Magdalena Prus, spokeswoman for the prosecutor's office in the western city of Poznan, told AFP the individuals were suspected of the "manufacture, processing, use of and trading in explosives".
Police raided 85 homes of customers of the Poznan-based online firm which is run by a 26-year-old chemistry student.
Behring Breivik is thought to have used the fuses he purchased to carry out tests or even for his July 22nd bombing near a government building which killed eight people in central Oslo.
After the bombing, the right-wing extremist systematically shot dead 69 people at a summer camp of the ruling Labour Party's youth wing on the island of Utøya.
According to the Polish daily Gazeta Wyborcza, Behring Breivik first contacted the firm in November 2010 to ask the price of a viscose fuse with a combustion rate of one centimetre per second.

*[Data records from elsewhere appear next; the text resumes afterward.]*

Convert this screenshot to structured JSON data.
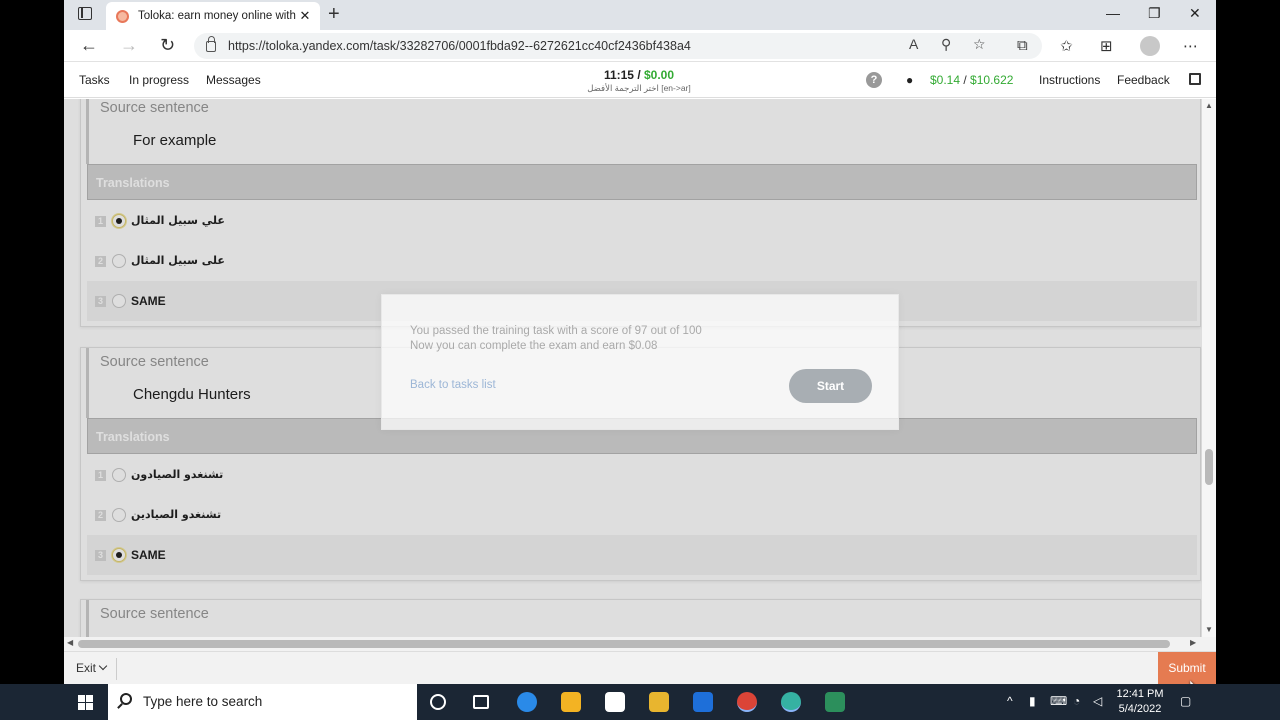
{
  "browser": {
    "tab_title": "Toloka: earn money online with a",
    "tab_close": "✕",
    "new_tab": "+",
    "url": "https://toloka.yandex.com/task/33282706/0001fbda92--6272621cc40cf2436bf438a4",
    "window_controls": [
      "—",
      "❐",
      "✕"
    ]
  },
  "toloka": {
    "nav": [
      "Tasks",
      "In progress",
      "Messages"
    ],
    "timer": "11:15",
    "timer_sep": " / ",
    "task_reward": "$0.00",
    "task_name": "اختر الترجمة الأفضل [en->ar]",
    "help": "?",
    "balance_a": "$0.14",
    "balance_sep": " / ",
    "balance_b": "$10.622",
    "instructions": "Instructions",
    "feedback": "Feedback"
  },
  "tasks": [
    {
      "source_label": "Source sentence",
      "source_text": "For example",
      "translations_label": "Translations",
      "options": [
        {
          "num": "1",
          "text": "علي سبيل المثال",
          "selected": true
        },
        {
          "num": "2",
          "text": "على سبيل المثال",
          "selected": false
        },
        {
          "num": "3",
          "text": "SAME",
          "selected": false
        }
      ]
    },
    {
      "source_label": "Source sentence",
      "source_text": "Chengdu Hunters",
      "translations_label": "Translations",
      "options": [
        {
          "num": "1",
          "text": "تشنغدو الصيادون",
          "selected": false
        },
        {
          "num": "2",
          "text": "تشنغدو الصيادين",
          "selected": false
        },
        {
          "num": "3",
          "text": "SAME",
          "selected": true
        }
      ]
    },
    {
      "source_label": "Source sentence"
    }
  ],
  "modal": {
    "line1": "You passed the training task with a score of 97 out of 100",
    "line2": "Now you can complete the exam and earn $0.08",
    "back": "Back to tasks list",
    "start": "Start"
  },
  "bottom": {
    "exit": "Exit",
    "submit": "Submit"
  },
  "taskbar": {
    "search_placeholder": "Type here to search",
    "time": "12:41 PM",
    "date": "5/4/2022"
  },
  "colors": {
    "accent_green": "#33aa33",
    "submit_orange": "#e57b51",
    "taskbar": "#1b2634"
  }
}
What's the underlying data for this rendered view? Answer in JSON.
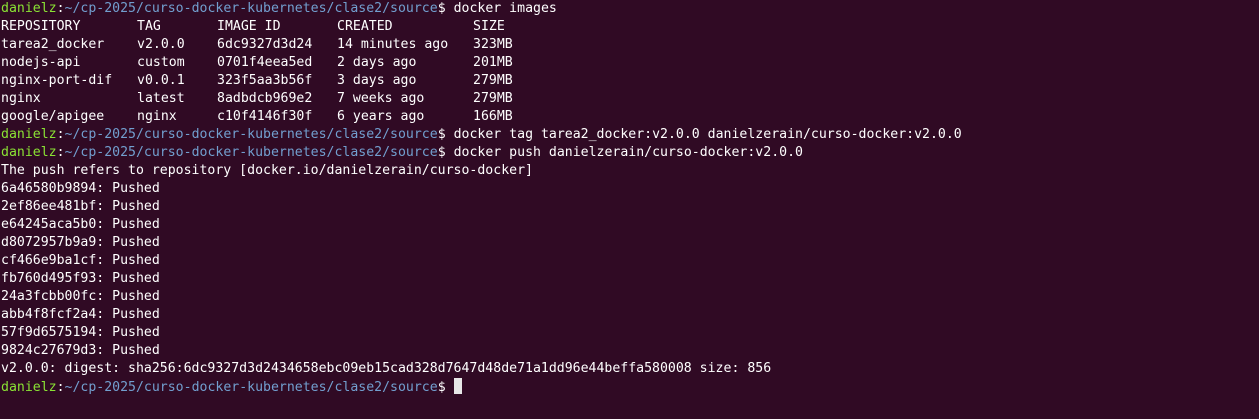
{
  "prompt": {
    "user": "danielz",
    "path": "~/cp-2025/curso-docker-kubernetes/clase2/source",
    "symbol": "$"
  },
  "commands": {
    "images": "docker images",
    "tag": "docker tag tarea2_docker:v2.0.0 danielzerain/curso-docker:v2.0.0",
    "push": "docker push danielzerain/curso-docker:v2.0.0"
  },
  "images_table": {
    "headers": [
      "REPOSITORY",
      "TAG",
      "IMAGE ID",
      "CREATED",
      "SIZE"
    ],
    "rows": [
      [
        "tarea2_docker",
        "v2.0.0",
        "6dc9327d3d24",
        "14 minutes ago",
        "323MB"
      ],
      [
        "nodejs-api",
        "custom",
        "0701f4eea5ed",
        "2 days ago",
        "201MB"
      ],
      [
        "nginx-port-dif",
        "v0.0.1",
        "323f5aa3b56f",
        "3 days ago",
        "279MB"
      ],
      [
        "nginx",
        "latest",
        "8adbdcb969e2",
        "7 weeks ago",
        "279MB"
      ],
      [
        "google/apigee",
        "nginx",
        "c10f4146f30f",
        "6 years ago",
        "166MB"
      ]
    ]
  },
  "push_output": {
    "refers": "The push refers to repository [docker.io/danielzerain/curso-docker]",
    "layers": [
      "6a46580b9894: Pushed",
      "2ef86ee481bf: Pushed",
      "e64245aca5b0: Pushed",
      "d8072957b9a9: Pushed",
      "cf466e9ba1cf: Pushed",
      "fb760d495f93: Pushed",
      "24a3fcbb00fc: Pushed",
      "abb4f8fcf2a4: Pushed",
      "57f9d6575194: Pushed",
      "9824c27679d3: Pushed"
    ],
    "digest": "v2.0.0: digest: sha256:6dc9327d3d2434658ebc09eb15cad328d7647d48de71a1dd96e44beffa580008 size: 856"
  },
  "colors": {
    "background": "#300a24",
    "user": "#8ae234",
    "path": "#729fcf",
    "text": "#ffffff",
    "cursor": "#e7e7e7"
  }
}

The firm responded that one metre of fuse cost one zloty ($0.32), and arranged an order for 15 metres, for a total of 45 zloty including postage to Norway.
Polish police were tipped off about the company's role by their Norwegian counterparts.
Behring Breivik, 32, has confessed to his attacks.
In a 1,518-page manifesto he published on the internet just before the assault, he professed his hatred for Western democracy, saying it had spawned the multicultural society he loathed.